Conforme o banco, “a Aliança Global contra a Fome e a Pobreza tem como objetivo acelerar o progresso na erradicação da fome e da pobreza por meio de apoio coordenado de seus membros a políticas e programas nacionais de grande escala e baseados em evidências”.
Ainda segundo o BID, “a Aliança conta com mais de 215 membros, incluindo mais de 107 países, 31 organizações internacionais, 14 instituições financeiras internacionais e mais de 63 organizações filantrópicas e não governamentais”.

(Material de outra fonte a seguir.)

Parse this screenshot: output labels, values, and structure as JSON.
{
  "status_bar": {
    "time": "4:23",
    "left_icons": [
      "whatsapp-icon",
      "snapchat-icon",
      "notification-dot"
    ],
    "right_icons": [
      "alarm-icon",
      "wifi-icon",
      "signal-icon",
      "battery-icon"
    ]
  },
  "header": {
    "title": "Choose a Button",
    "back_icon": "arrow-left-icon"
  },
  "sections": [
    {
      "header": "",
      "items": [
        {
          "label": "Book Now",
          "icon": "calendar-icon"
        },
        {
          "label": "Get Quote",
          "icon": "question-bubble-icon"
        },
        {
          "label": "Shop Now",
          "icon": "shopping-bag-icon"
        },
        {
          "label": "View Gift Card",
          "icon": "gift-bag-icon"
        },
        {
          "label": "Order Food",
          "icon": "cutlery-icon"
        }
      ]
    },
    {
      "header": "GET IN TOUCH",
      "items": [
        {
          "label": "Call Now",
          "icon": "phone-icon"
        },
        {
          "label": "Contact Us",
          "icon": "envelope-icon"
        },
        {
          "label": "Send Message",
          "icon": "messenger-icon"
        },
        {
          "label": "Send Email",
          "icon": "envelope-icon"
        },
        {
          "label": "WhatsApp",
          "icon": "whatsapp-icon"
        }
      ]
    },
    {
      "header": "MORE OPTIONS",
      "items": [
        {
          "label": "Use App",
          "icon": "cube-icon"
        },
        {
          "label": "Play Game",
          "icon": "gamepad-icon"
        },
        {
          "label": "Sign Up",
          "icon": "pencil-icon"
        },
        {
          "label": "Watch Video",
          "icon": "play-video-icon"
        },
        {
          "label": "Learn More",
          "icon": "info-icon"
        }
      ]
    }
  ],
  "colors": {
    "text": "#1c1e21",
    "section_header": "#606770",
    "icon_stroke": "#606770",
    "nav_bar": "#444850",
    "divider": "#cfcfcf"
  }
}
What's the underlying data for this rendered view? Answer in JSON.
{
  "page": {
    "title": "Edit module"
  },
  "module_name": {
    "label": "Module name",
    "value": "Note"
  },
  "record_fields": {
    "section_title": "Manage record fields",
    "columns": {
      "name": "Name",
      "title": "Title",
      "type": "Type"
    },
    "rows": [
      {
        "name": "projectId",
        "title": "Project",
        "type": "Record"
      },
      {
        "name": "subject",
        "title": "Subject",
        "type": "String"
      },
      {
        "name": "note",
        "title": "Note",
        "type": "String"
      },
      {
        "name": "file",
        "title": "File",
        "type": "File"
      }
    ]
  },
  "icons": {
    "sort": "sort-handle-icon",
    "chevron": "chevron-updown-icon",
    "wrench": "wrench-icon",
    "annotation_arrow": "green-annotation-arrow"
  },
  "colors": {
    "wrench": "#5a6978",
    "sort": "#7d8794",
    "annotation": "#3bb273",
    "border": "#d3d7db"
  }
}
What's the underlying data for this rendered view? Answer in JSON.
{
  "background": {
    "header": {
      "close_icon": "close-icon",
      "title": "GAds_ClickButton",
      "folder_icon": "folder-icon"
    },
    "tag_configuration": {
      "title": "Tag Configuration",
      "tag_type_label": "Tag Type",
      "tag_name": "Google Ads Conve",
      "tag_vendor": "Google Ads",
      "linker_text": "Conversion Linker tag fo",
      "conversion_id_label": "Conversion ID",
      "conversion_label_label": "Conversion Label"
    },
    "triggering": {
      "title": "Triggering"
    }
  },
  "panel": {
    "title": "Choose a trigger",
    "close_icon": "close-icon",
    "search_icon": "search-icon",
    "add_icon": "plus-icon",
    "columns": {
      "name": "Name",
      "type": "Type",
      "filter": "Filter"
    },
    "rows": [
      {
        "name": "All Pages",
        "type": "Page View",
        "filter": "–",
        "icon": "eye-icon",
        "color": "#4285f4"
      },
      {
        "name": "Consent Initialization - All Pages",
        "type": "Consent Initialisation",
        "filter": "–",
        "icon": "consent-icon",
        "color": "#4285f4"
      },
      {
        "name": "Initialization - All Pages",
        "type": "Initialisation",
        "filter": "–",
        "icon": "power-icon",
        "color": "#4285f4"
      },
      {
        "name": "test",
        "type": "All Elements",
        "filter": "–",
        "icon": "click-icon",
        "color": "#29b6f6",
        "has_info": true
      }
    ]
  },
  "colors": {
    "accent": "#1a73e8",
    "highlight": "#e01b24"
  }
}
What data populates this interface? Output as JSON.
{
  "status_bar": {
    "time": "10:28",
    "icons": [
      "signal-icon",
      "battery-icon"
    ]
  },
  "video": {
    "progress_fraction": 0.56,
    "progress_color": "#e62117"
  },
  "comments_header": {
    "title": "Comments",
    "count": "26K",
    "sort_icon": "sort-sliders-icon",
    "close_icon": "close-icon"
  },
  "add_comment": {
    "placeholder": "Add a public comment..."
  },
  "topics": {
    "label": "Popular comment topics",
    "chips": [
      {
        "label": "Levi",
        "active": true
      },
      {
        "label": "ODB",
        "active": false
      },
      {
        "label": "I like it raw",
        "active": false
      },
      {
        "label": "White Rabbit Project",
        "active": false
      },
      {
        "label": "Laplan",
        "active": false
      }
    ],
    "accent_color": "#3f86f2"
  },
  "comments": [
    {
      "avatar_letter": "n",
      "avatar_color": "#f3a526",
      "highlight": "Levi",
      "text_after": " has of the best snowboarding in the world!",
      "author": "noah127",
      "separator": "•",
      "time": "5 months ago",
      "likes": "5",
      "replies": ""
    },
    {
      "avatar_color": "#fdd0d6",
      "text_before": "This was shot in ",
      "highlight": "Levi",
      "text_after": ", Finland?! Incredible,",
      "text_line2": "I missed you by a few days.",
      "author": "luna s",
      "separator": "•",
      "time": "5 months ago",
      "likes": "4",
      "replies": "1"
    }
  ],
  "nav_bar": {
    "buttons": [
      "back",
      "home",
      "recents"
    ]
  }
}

Os recursos anunciados se somam aos R$ US$ 4,1 bilhões alocados no ano passado para programas sociais de diferentes países. O somatório do dinheiro destinado em 2024 e neste ano, cerca de US$ 10 bilhões, perfazem 40% do valor que o BID propôs financiar até 2030, de US$ 25 bilhões.
Os recursos podem ser usados para empréstimos e para cooperação técnica com doação de valores. A discriminação dos totais para cada projeto financiado, conforme o país, e a distribuição entre recursos doados e valores que serão recebidos como empréstimo, a serem pagos, deverão ser divulgados na próxima semana, de acordo com BID.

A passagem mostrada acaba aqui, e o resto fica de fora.